With a subject as compelling and
important, a cinematic portrayal might seem like a natural, yet Bound For
Glory remains the only Hollywood stab at Woody’s life. Luckily it is highly
successful. Filmed in 1976, Bound For Glory represents a high-water mark
in the filmic depictions of the American landscape. Cinematographer Haskell
Wexler won an Academy Award for his work on this film and it is easy to see
why. Beginning in Pampa, Texas in 1936, Woody and his young family are
victimized by the dust-bowl conditions. Wexler captures the gritty reality of
life in a dust storm with uncanny accuracy. Everything is covered in a gauzy
haze that has you reaching for a glass of cool water for relief. Woody realizes
he must leave for California to try to secure a living for his family. It is on
his journey to California that his sense of conscience and social justice start
to come into clearer focus. Once in the golden state he sees the deplorable
conditions afforded migrant workers, and the hypocrisy of institutions,
governmental, social and religious. Woody begins to learn his trade as a
singer/songwriter and heads off to change the world. While the film has an epic
quality, seeming to cover years and countless changes, it actually examines a
very short period of Guthrie’s life. Director Hal Ashby carefully dissects the
birth of a social conscience. When Woody leaves Texas, he is a simpler man,
trying to provide for his family. By the end of the movie (maybe a year or two
in real time) he is a fearless advocate of social justice, willing to starve or
take a beating for what is right. This is a remarkable achievement for a movie:
to accurately portray an intellectual awakening, to show the cognitive and
emotional processes involved in deciding to do the right thing. It is fairly
easy to talk about but it is harder to show in actions.

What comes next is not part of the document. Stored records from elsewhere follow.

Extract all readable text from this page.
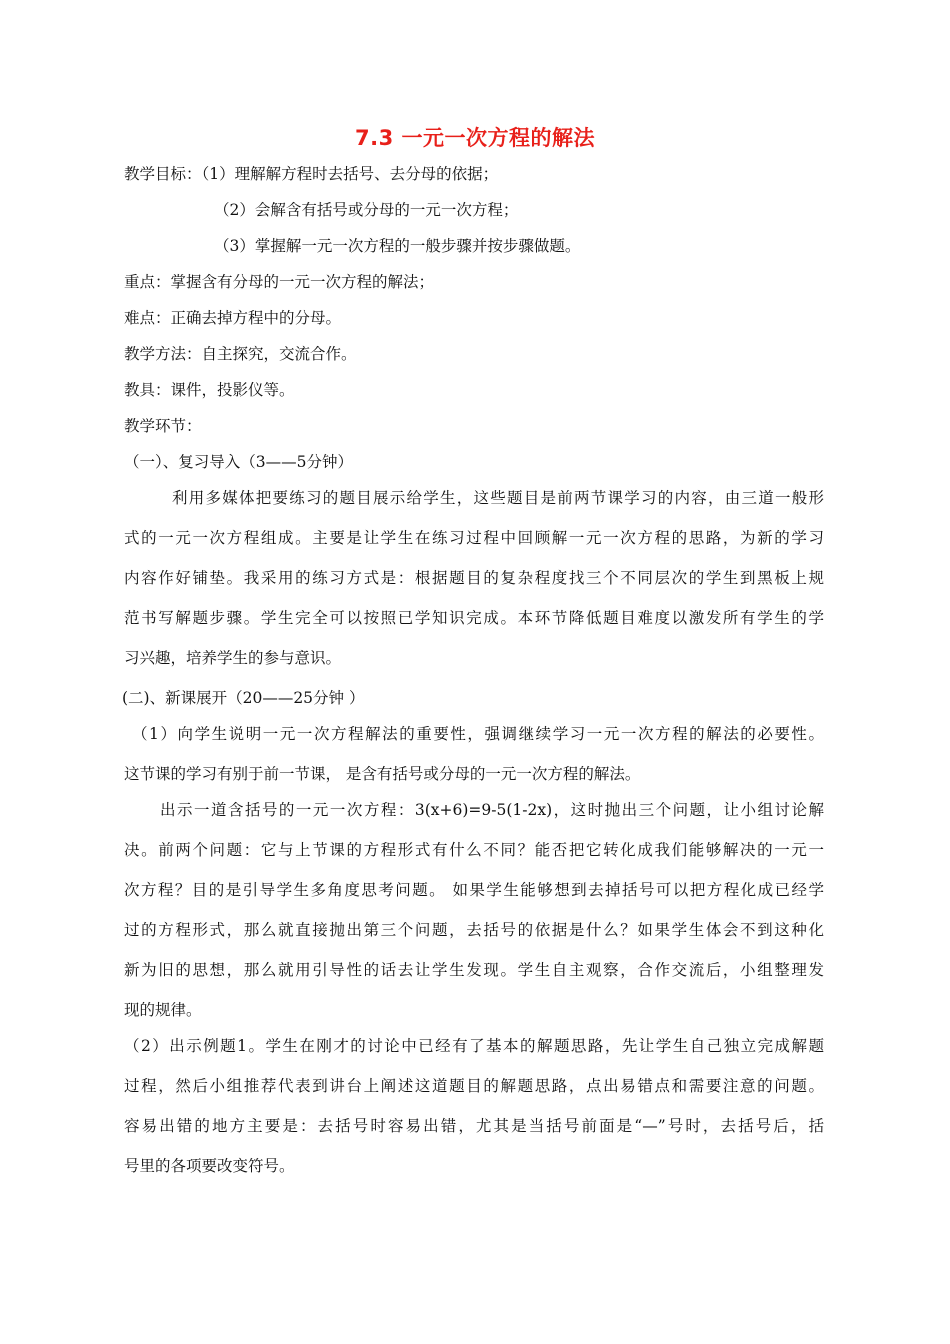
7.3 一元一次方程的解法
教学目标：（1）理解解方程时去括号、去分母的依据；
（2）会解含有括号或分母的一元一次方程；
（3）掌握解一元一次方程的一般步骤并按步骤做题。
重点：掌握含有分母的一元一次方程的解法；
难点：正确去掉方程中的分母。
教学方法：自主探究，交流合作。
教具：课件，投影仪等。
教学环节：
（一）、复习导入（3——5分钟）
利用多媒体把要练习的题目展示给学生，这些题目是前两节课学习的内容，由三道一般形
式的一元一次方程组成。主要是让学生在练习过程中回顾解一元一次方程的思路，为新的学习
内容作好铺垫。我采用的练习方式是：根据题目的复杂程度找三个不同层次的学生到黑板上规
范书写解题步骤。学生完全可以按照已学知识完成。本环节降低题目难度以激发所有学生的学
习兴趣，培养学生的参与意识。
(二)、新课展开（20——25分钟 ）
（1）向学生说明一元一次方程解法的重要性，强调继续学习一元一次方程的解法的必要性。
这节课的学习有别于前一节课， 是含有括号或分母的一元一次方程的解法。
出示一道含括号的一元一次方程：3(x+6)=9-5(1-2x)，这时抛出三个问题，让小组讨论解
决。前两个问题：它与上节课的方程形式有什么不同？能否把它转化成我们能够解决的一元一
次方程？目的是引导学生多角度思考问题。 如果学生能够想到去掉括号可以把方程化成已经学
过的方程形式，那么就直接抛出第三个问题，去括号的依据是什么？如果学生体会不到这种化
新为旧的思想，那么就用引导性的话去让学生发现。学生自主观察，合作交流后，小组整理发
现的规律。
（2）出示例题1。学生在刚才的讨论中已经有了基本的解题思路，先让学生自己独立完成解题
过程，然后小组推荐代表到讲台上阐述这道题目的解题思路，点出易错点和需要注意的问题。
容易出错的地方主要是：去括号时容易出错，尤其是当括号前面是“—”号时，去括号后，括
号里的各项要改变符号。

Starring the mercurial actor David
Carradine as Woody, he seems to essentially be playing himself. Known as a free
spirit, Carradine brings an almost mystical calm to Woody’s character,
embodying the reality of the individual, but also giving flesh to more lyrical
and esoteric aspects of the man. Carradine floats through the scenes with a
hard to define sense of purpose. He is entirely believable as Guthrie, a man
who mystified even those closest to him. What exactly drove the man will never
be known. He had artistic ambitions, but had an even more driving sense of
purpose that informed his actions. Like Twain, like Einstein, how he went from
a garden variety human to the kind of hyper-evolved uber-mensch we may never understand.

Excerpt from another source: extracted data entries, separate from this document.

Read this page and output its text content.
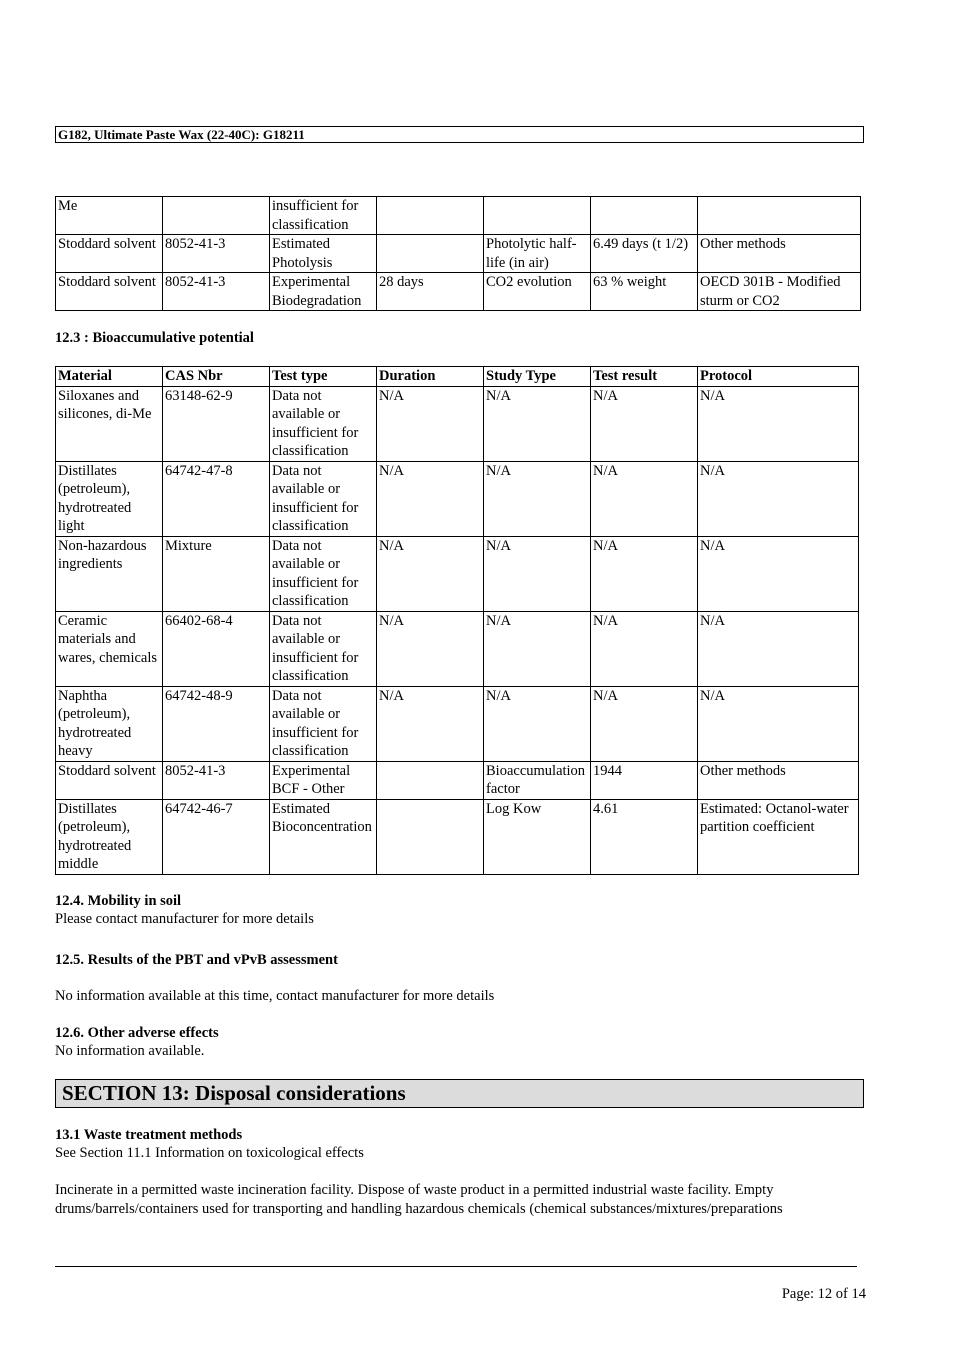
G182, Ultimate Paste Wax (22-40C): G18211
Me		insufficient for classification				
Stoddard solvent	8052-41-3	Estimated Photolysis		Photolytic half-life (in air)	6.49 days (t 1/2)	Other methods
Stoddard solvent	8052-41-3	Experimental Biodegradation	28 days	CO2 evolution	63 % weight	OECD 301B - Modified sturm or CO2
12.3 : Bioaccumulative potential
Material	CAS Nbr	Test type	Duration	Study Type	Test result	Protocol
Siloxanes and silicones, di-Me	63148-62-9	Data not available or insufficient for classification	N/A	N/A	N/A	N/A
Distillates (petroleum), hydrotreated light	64742-47-8	Data not available or insufficient for classification	N/A	N/A	N/A	N/A
Non-hazardous ingredients	Mixture	Data not available or insufficient for classification	N/A	N/A	N/A	N/A
Ceramic materials and wares, chemicals	66402-68-4	Data not available or insufficient for classification	N/A	N/A	N/A	N/A
Naphtha (petroleum), hydrotreated heavy	64742-48-9	Data not available or insufficient for classification	N/A	N/A	N/A	N/A
Stoddard solvent	8052-41-3	Experimental BCF - Other		Bioaccumulation factor	1944	Other methods
Distillates (petroleum), hydrotreated middle	64742-46-7	Estimated Bioconcentration		Log Kow	4.61	Estimated: Octanol-water partition coefficient
12.4. Mobility in soil
Please contact manufacturer for more details
12.5. Results of the PBT and vPvB assessment
No information available at this time, contact manufacturer for more details
12.6. Other adverse effects
No information available.
SECTION 13: Disposal considerations
13.1 Waste treatment methods
See Section 11.1 Information on toxicological effects
Incinerate in a permitted waste incineration facility. Dispose of waste product in a permitted industrial waste facility. Empty drums/barrels/containers used for transporting and handling hazardous chemicals (chemical substances/mixtures/preparations
Page: 12 of 14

It may be enough that Hal Ashby’s wonderful movie allows us to glimpse part of
the process. At the end of the film, Woody climbs atop a freight train with his
guitar and we see him setting off to make his mark on a world crying for
justice. It is hard to not well up during this final image, because, like the
man himself, the idealism that dwelled within his breast seems to recede
further into the rear view mirror of history with each passing year.